Que cache ledit « Cht » et pourquoi ?
Que cache ledit « Cht » et pourquoi ?
Reginald Blanchet
Ce que ces trois lettres cèlent c’est l’identité de quelqu’un : « ce qu’un Cht me disait[1] ». « Cht » est donc en l’occasion son nom. Inadmissible au registre des noms propres de la langue française, c’est donc un nom impropre. De ce fait la personne qu’il indexe n’est pas nommée. C’est la décision inflexible à laquelle se tiendra également Lacan pour ce qui la concerne depuis la scission de la Société Psychanalytique de Paris qui les opposa violemment l’un et l’autre[2]. On ne trouvera en effet dans le corpus lacanien postérieur à cette date pas une seule fois la mention du nom proscrit. Lacan y manquera une seule et unique fois, et ce sera l’hapax de la jaculation aux consonances désobligeantes « Cht » de la « Préface ».
Lacan indique très précisément, à mots couverts toutefois, l’identité de l’auteur qui est l’objet de sa critique assidue dans les années cinquante. La note 1 de la page 590 des Écrits[3] (ainsi que les pages 587 et 589) nous fait connaître que ce dernier a signé l’article intitulé « La thérapeutique analytique », parue dans le premier volume de La psychanalyse d’aujourd’hui (1956). Il est aussi « le doctrinaire de l’être de l’analyste », du « don inné » qui serait requis en l’espèce. Il est encore celui qui ne manquait pas de flatter Lacan, alors son collègue et son intime voire un allié de prix, d’être analyste-né. Il sera enfin celui que Lacan vilipendera en le reléguant définitivement dans l’anonymat lorsqu’il énoncera à son adresse en 1976 que « le débile, soumis à la psychanalyse, devient toujours une canaille[4] ».

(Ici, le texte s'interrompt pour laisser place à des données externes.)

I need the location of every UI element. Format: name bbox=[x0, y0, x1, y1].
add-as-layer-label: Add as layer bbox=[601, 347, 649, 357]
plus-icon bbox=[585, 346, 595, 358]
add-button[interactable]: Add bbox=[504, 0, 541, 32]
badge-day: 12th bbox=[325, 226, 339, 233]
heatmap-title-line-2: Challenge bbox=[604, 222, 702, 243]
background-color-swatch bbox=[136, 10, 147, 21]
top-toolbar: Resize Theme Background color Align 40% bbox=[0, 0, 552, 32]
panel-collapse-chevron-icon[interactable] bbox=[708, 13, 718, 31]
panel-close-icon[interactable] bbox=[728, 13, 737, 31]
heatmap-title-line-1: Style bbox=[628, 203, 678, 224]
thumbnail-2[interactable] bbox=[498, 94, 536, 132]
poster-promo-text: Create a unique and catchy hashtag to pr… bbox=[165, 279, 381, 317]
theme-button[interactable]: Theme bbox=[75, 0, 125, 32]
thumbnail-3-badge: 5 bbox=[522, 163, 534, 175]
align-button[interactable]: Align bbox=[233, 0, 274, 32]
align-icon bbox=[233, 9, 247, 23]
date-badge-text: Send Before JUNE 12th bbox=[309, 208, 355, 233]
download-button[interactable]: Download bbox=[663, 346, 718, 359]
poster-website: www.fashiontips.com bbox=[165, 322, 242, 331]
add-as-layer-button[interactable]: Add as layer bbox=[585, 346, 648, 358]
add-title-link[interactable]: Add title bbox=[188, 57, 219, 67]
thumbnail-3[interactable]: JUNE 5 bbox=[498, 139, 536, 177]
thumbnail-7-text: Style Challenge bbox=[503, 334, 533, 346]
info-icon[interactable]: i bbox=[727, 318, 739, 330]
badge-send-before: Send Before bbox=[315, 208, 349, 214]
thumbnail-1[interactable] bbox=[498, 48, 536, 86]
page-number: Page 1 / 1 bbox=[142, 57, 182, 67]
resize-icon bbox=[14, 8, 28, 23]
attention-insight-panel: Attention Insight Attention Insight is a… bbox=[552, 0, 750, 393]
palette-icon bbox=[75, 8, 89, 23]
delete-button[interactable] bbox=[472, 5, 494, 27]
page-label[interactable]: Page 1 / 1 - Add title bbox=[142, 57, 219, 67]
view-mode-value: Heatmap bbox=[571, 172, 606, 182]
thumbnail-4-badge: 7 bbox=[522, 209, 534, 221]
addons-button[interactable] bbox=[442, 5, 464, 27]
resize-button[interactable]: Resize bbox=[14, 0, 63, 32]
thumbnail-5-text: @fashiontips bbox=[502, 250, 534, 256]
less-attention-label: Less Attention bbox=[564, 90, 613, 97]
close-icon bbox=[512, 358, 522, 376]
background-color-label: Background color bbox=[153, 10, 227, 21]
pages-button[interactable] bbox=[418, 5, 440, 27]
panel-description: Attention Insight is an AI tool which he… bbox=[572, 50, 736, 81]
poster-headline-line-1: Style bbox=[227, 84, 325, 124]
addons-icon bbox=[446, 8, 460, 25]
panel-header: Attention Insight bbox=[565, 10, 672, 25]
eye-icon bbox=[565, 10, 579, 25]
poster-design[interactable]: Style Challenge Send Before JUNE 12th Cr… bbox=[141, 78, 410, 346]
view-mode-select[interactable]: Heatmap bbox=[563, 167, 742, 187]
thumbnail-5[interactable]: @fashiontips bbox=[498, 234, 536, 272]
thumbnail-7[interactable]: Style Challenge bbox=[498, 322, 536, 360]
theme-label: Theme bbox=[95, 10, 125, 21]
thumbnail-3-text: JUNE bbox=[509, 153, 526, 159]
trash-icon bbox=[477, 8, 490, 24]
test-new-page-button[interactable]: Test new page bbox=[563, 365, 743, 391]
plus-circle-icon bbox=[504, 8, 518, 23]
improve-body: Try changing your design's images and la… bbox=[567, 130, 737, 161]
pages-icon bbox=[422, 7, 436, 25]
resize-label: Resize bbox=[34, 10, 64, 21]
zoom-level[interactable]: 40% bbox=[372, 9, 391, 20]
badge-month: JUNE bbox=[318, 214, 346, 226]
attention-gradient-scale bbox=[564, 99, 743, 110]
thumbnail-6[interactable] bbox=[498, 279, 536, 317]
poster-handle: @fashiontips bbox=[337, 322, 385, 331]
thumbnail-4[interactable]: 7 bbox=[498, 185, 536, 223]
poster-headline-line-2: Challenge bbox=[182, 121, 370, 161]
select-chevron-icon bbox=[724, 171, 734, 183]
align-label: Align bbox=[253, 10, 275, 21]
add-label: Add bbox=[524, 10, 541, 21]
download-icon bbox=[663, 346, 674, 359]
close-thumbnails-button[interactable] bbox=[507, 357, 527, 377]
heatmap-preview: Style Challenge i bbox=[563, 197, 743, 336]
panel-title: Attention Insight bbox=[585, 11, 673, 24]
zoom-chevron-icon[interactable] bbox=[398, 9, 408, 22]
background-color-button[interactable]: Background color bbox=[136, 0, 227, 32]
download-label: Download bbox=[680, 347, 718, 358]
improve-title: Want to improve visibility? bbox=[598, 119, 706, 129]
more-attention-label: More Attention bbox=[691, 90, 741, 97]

Le mystère du « Cht » se lève dès lors aisément puisque l’on sait sans conteste possible à qui réfère la série des indications données par Lacan. C’est Sacha Nacht. Le « Cht » est alors le chiffre prélevé sur le nom propre maintenu sous la censure. C’est sa fonction d’être le sarcasme d’un nom propre impropre à nommer dès lors que son porteur est assigné aussi bien au registre de l’innommable.
1 Citation commentée : « Ce qu’un Cht me disait, c’est que je l’étais, né », Lacan, J., « Préface à l’édition anglaise du Séminaire XI », The Lacanian Review 6, « ¡Urgent ! », NLS, Paris, 2018, p. 24.
2 Voir sa lettre en date du 21 juillet 1953 à Heinz Hartmann : La scission de 1953. Documents édités par Jacques-Alain Miller. Note liminaire de Jacques Lacan, Lacan, J., Navarin, Paris, 1990, p. 136.
3 Cf, « La direction de la cure et les principes de son pouvoir », Écrits, Lacan, J., Seuil, Paris, 1966.
4 [Lacan, J., « Note liminaire à la présentation de La scission de 1953 », op. cit., et aussi in Ornicar ? 1976, p. 3.] Il n’est que de suivre le regard de Lacan dans sa « Note liminaire » au volume cité : un seul, le même, apparaît tout au long de cette correspondance comme l’instigateur central de la scission, manœuvrier assoiffé de pouvoir, dénué du moindre scrupule et médiocre théoricien de surcroît, débile donc.